Digitized Evaluation of Femtosecond Laser–Assisted LASIK Flap Parameter, x and y Diameter, Thickness, and Opaque Bubble Layer Extent
Purpose
To determine the precision and accuracy of flap parameters (x and y diameter and thickness) in comparison to programmed settings as well as the extent of Opaque Bubble Layer (OBL) in femtosecond laser-assisted myopic LASIK. Comparative results between two centers.
Methods
Site-1 (US) 48 consecutive eyes (24 OD, 24 OS). Site-2 (GR), 36 consecutive eyes (16 OD, 20 OS). Flaps (programmed diameter 8.50-mm) were created with the FS200 femtosecond laser and were imaged digitally intra-operatively. Image processing by specially-developed software was employed to document flap diameter accuracy (vertical and horizontal) to the 100-μm sensitivity level, and OBL occurrence and extent as flap area percentage.

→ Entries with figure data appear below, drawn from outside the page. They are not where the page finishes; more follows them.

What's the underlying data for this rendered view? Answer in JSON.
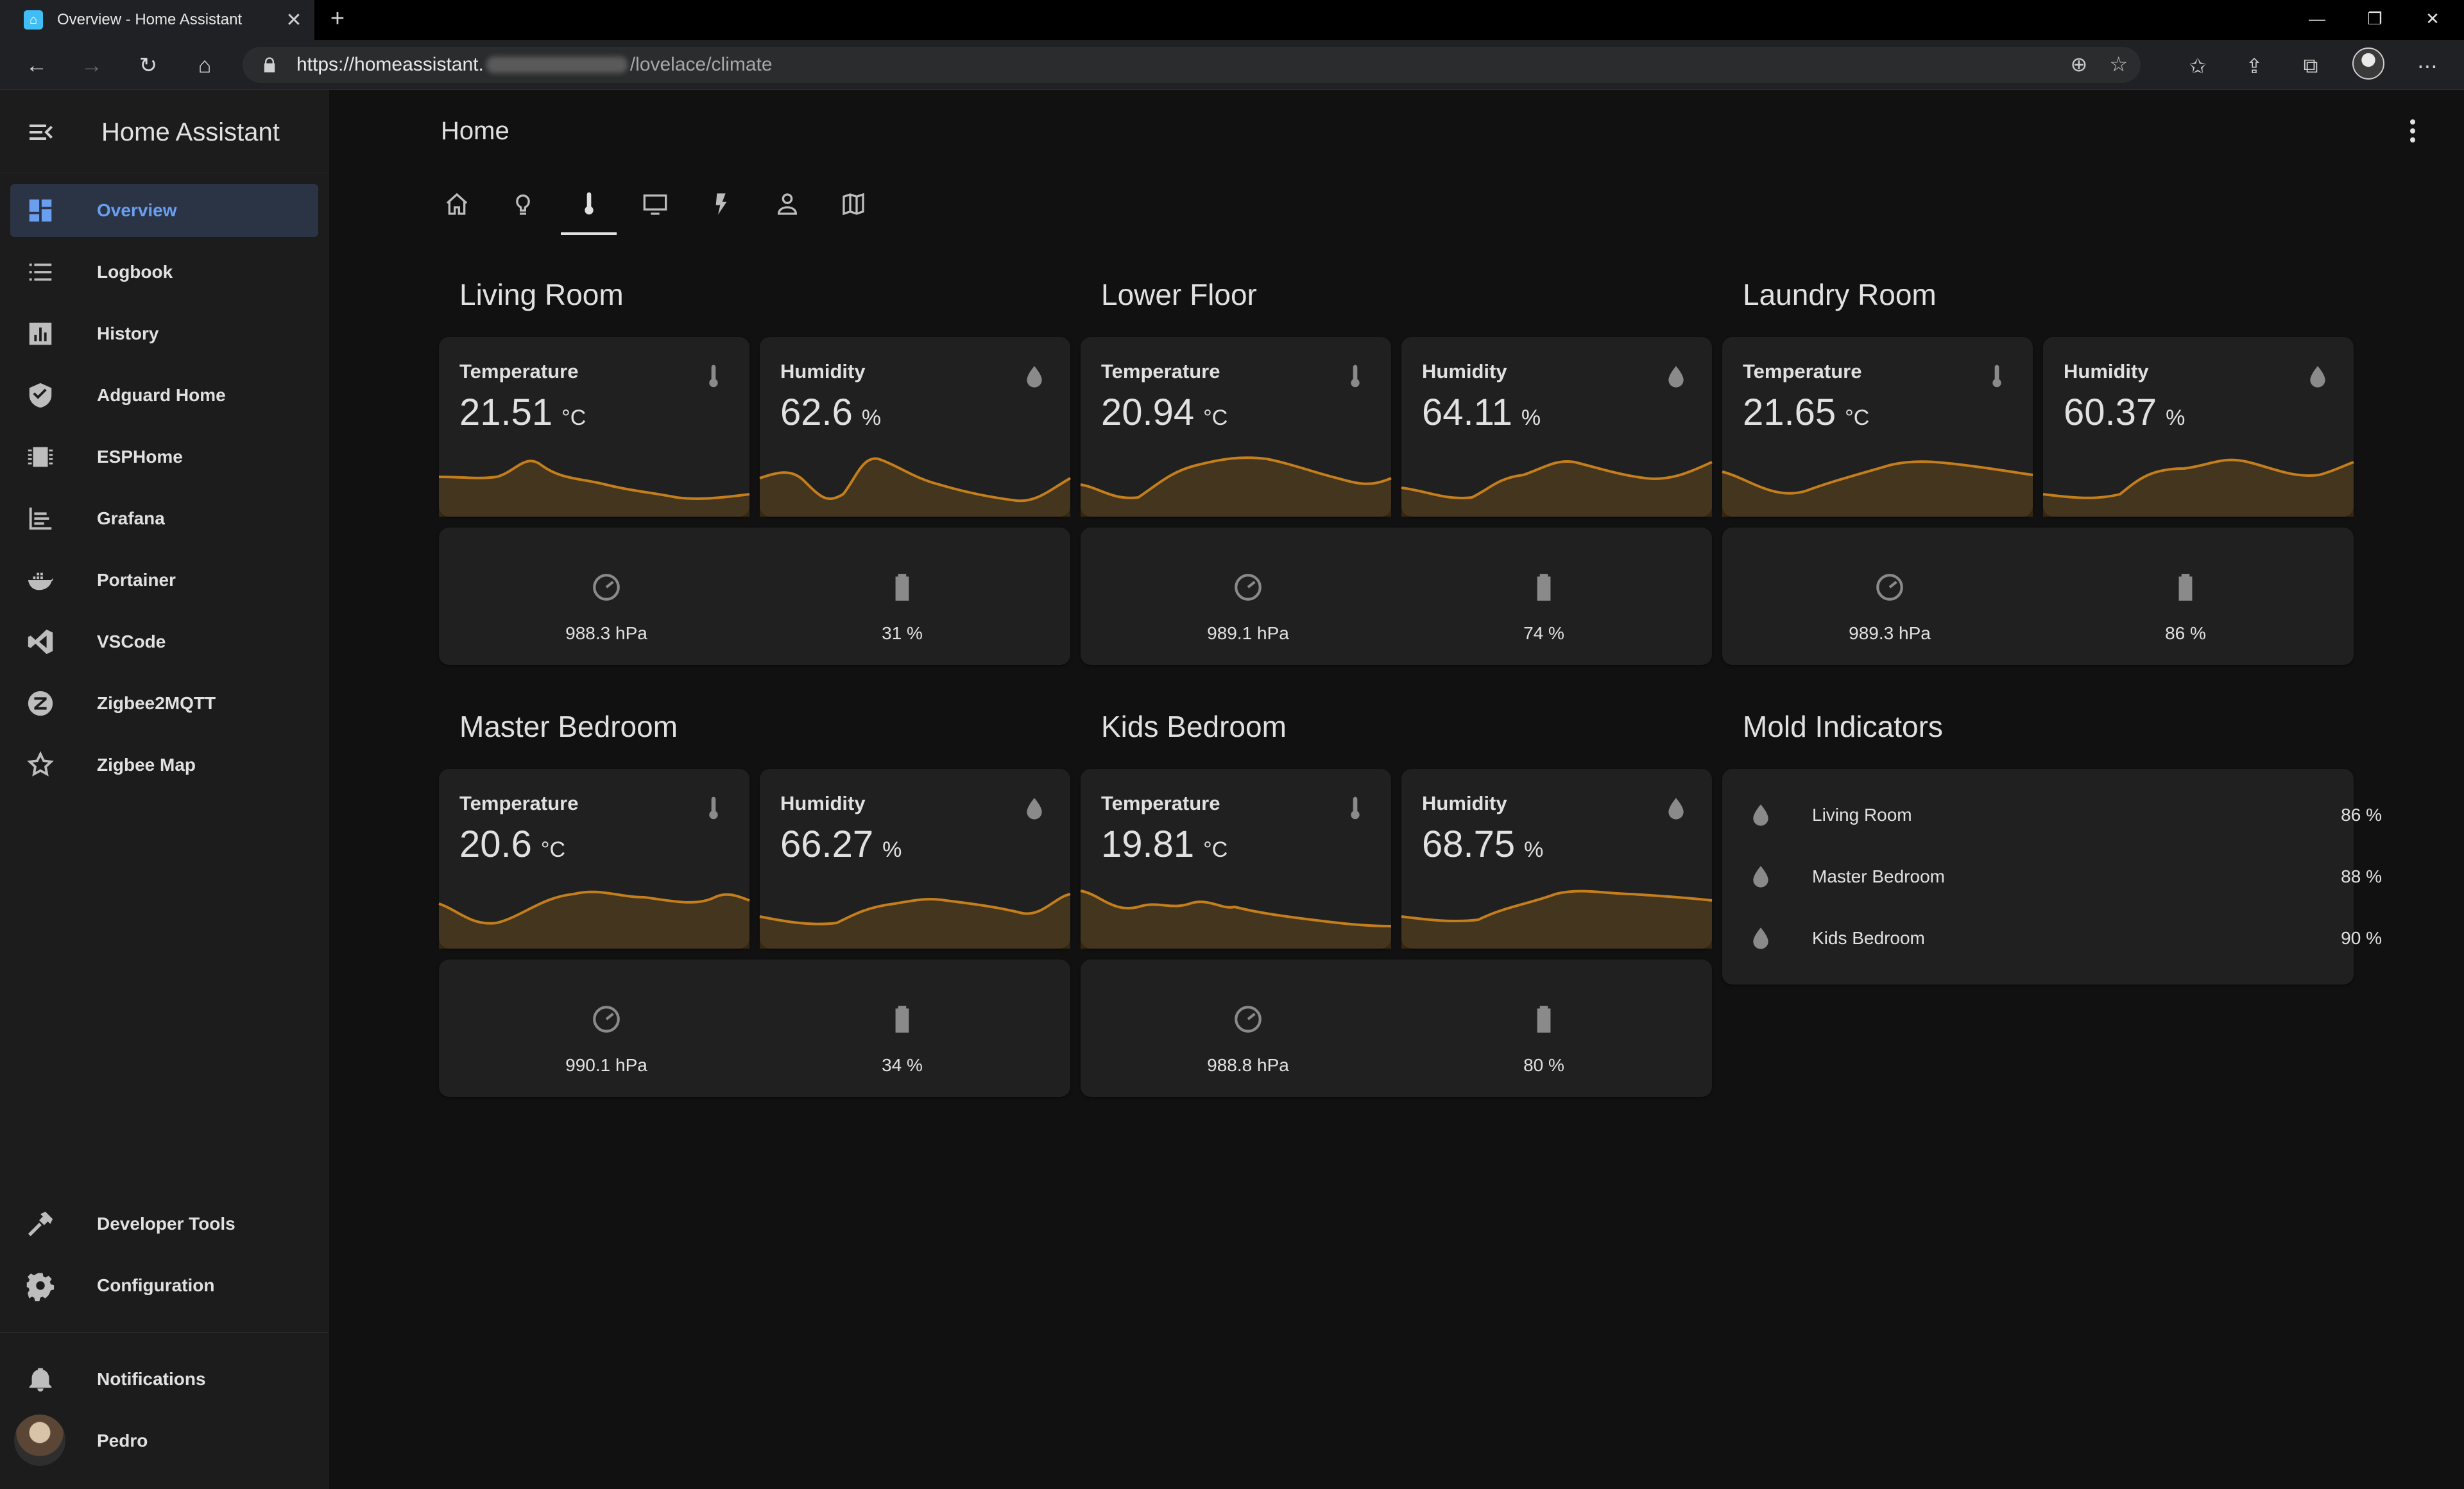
{
  "browser": {
    "tab_title": "Overview - Home Assistant",
    "url_prefix": "https://homeassistant.",
    "url_path": "/lovelace/climate"
  },
  "sidebar": {
    "title": "Home Assistant",
    "items": [
      {
        "label": "Overview",
        "icon": "dashboard-icon"
      },
      {
        "label": "Logbook",
        "icon": "list-icon"
      },
      {
        "label": "History",
        "icon": "chart-icon"
      },
      {
        "label": "Adguard Home",
        "icon": "shield-icon"
      },
      {
        "label": "ESPHome",
        "icon": "chip-icon"
      },
      {
        "label": "Grafana",
        "icon": "grafana-icon"
      },
      {
        "label": "Portainer",
        "icon": "whale-icon"
      },
      {
        "label": "VSCode",
        "icon": "vscode-icon"
      },
      {
        "label": "Zigbee2MQTT",
        "icon": "zigbee-icon"
      },
      {
        "label": "Zigbee Map",
        "icon": "map-star-icon"
      }
    ],
    "bottom": [
      {
        "label": "Developer Tools",
        "icon": "hammer-icon"
      },
      {
        "label": "Configuration",
        "icon": "gear-icon"
      }
    ],
    "notifications": "Notifications",
    "user": "Pedro"
  },
  "header": {
    "title": "Home",
    "tabs": [
      "home-icon",
      "bulb-icon",
      "thermometer-icon",
      "monitor-icon",
      "lightning-icon",
      "person-icon",
      "map-icon"
    ],
    "active_tab": 2
  },
  "accent_color": "#c47e1c",
  "rooms": [
    {
      "title": "Living Room",
      "temperature": {
        "label": "Temperature",
        "value": "21.51",
        "unit": "°C"
      },
      "humidity": {
        "label": "Humidity",
        "value": "62.6",
        "unit": "%"
      },
      "pressure": "988.3 hPa",
      "battery": "31 %"
    },
    {
      "title": "Lower Floor",
      "temperature": {
        "label": "Temperature",
        "value": "20.94",
        "unit": "°C"
      },
      "humidity": {
        "label": "Humidity",
        "value": "64.11",
        "unit": "%"
      },
      "pressure": "989.1 hPa",
      "battery": "74 %"
    },
    {
      "title": "Laundry Room",
      "temperature": {
        "label": "Temperature",
        "value": "21.65",
        "unit": "°C"
      },
      "humidity": {
        "label": "Humidity",
        "value": "60.37",
        "unit": "%"
      },
      "pressure": "989.3 hPa",
      "battery": "86 %"
    },
    {
      "title": "Master Bedroom",
      "temperature": {
        "label": "Temperature",
        "value": "20.6",
        "unit": "°C"
      },
      "humidity": {
        "label": "Humidity",
        "value": "66.27",
        "unit": "%"
      },
      "pressure": "990.1 hPa",
      "battery": "34 %"
    },
    {
      "title": "Kids Bedroom",
      "temperature": {
        "label": "Temperature",
        "value": "19.81",
        "unit": "°C"
      },
      "humidity": {
        "label": "Humidity",
        "value": "68.75",
        "unit": "%"
      },
      "pressure": "988.8 hPa",
      "battery": "80 %"
    }
  ],
  "mold": {
    "title": "Mold Indicators",
    "items": [
      {
        "name": "Living Room",
        "value": "86 %"
      },
      {
        "name": "Master Bedroom",
        "value": "88 %"
      },
      {
        "name": "Kids Bedroom",
        "value": "90 %"
      }
    ]
  }
}
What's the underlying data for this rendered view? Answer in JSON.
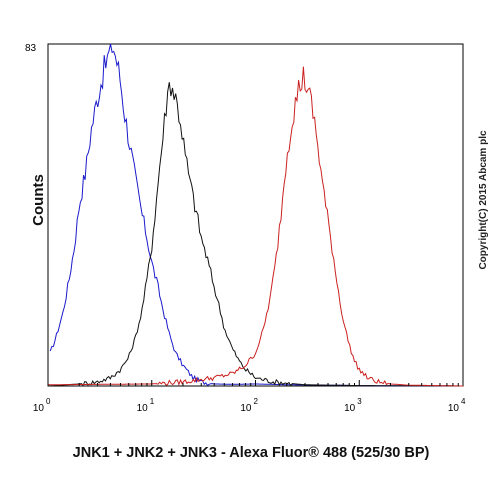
{
  "chart_data": {
    "type": "line",
    "title": "",
    "xlabel": "JNK1 + JNK2 + JNK3 - Alexa Fluor® 488 (525/30 BP)",
    "ylabel": "Counts",
    "x_scale": "log",
    "xlim": [
      1,
      10000
    ],
    "ylim": [
      0,
      83
    ],
    "y_ticks": [
      "83"
    ],
    "x_ticks": [
      {
        "base": "10",
        "exp": "0"
      },
      {
        "base": "10",
        "exp": "1"
      },
      {
        "base": "10",
        "exp": "2"
      },
      {
        "base": "10",
        "exp": "3"
      },
      {
        "base": "10",
        "exp": "4"
      }
    ],
    "grid": false,
    "series": [
      {
        "color": "#1a1acc",
        "x": [
          1.05,
          1.2,
          1.4,
          1.6,
          1.8,
          2.0,
          2.3,
          2.6,
          3.0,
          3.4,
          3.8,
          4.2,
          4.5,
          5.0,
          5.5,
          6.2,
          7.0,
          8.0,
          9.0,
          10.0,
          11.5,
          13,
          15,
          17,
          20,
          25,
          30,
          40,
          60,
          100,
          200,
          500,
          1000,
          10000
        ],
        "y": [
          8,
          12,
          18,
          26,
          34,
          44,
          52,
          62,
          70,
          76,
          80,
          83,
          80,
          74,
          66,
          58,
          50,
          42,
          36,
          30,
          24,
          18,
          12,
          8,
          5,
          2,
          1,
          0.5,
          0.4,
          0.5,
          0.3,
          0.2,
          0.1,
          0
        ]
      },
      {
        "color": "#111111",
        "x": [
          1,
          2,
          3,
          4,
          5,
          6,
          7,
          8,
          9,
          10,
          11,
          12,
          13,
          14,
          15,
          17,
          19,
          21,
          24,
          27,
          30,
          35,
          40,
          45,
          50,
          60,
          70,
          80,
          90,
          100,
          150,
          300,
          1000,
          10000
        ],
        "y": [
          0,
          0.5,
          1,
          2,
          4,
          7,
          12,
          18,
          26,
          34,
          44,
          54,
          62,
          70,
          74,
          70,
          64,
          56,
          48,
          42,
          36,
          30,
          24,
          19,
          14,
          9,
          6,
          4,
          3,
          2,
          1,
          0.3,
          0.1,
          0
        ]
      },
      {
        "color": "#cc2020",
        "x": [
          1,
          10,
          20,
          40,
          60,
          80,
          100,
          120,
          140,
          160,
          180,
          200,
          230,
          260,
          290,
          320,
          360,
          400,
          450,
          500,
          560,
          620,
          700,
          800,
          900,
          1000,
          1200,
          1500,
          2000,
          3000,
          10000
        ],
        "y": [
          0.3,
          0.5,
          1,
          2,
          3,
          5,
          8,
          14,
          22,
          32,
          44,
          56,
          66,
          72,
          75,
          72,
          66,
          58,
          48,
          40,
          32,
          24,
          16,
          10,
          6,
          4,
          2,
          1,
          0.5,
          0.2,
          0
        ]
      }
    ]
  },
  "watermark": "Copyright(C) 2015 Abcam plc"
}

Additionally, 48 eyes from site-2 were investigated for 8.00-mm programmed flap diameter (24 OD, 24 OS) and central flap thickness (planned 110-μm) was measured in all site-2 eyes using anterior-segment OCT meridional scans acquired one-month postoperatively.
Results
For 8.50-mm programmed flaps: US site-1, horizontal diameter 8.44±0.02 (8.35-to-8.45) mm, vertical 8.32±0.05 (8.24-to-8.43) mm. OBL extent was 5.48±8.25 (0.00-to-26.64) % of flap area. GR site-2, horizontal diameter 8.43±0.03 (8.39-to-8.48) mm, vertical 8.43±0.03 (8.41-to-8.49) mm. OBL extent was 5.33±7.59 (0.00-to-26.44) % of flap area.
For 8.00-mm programmed flaps (only GR site-2): Horizontal diameter 7.87±0.02 (7.84-to-7.89) mm, vertical 7.84±0.02 (7.80-to-7.85) mm. OBL extent was 4.89±7.52 (0.00-to-22.64) % of flap area. For the 110-μm thickness programmed flaps (all 84 site-2 flaps): measured central thickness 113.54±1.39 (111-to- 119) μm. Intra-flap thickness variation was under 5 μm (1-4) in all cases.
Conclusion
This study documents and confirms using an objective digitized analysis, that FS200-created flaps demonstrate high precision, accuracy, and reproducibility. Revised treatment parameters (venting channel dimensions, spot separation and energy settings) may offer significant reduction of clinical OBL occurrence.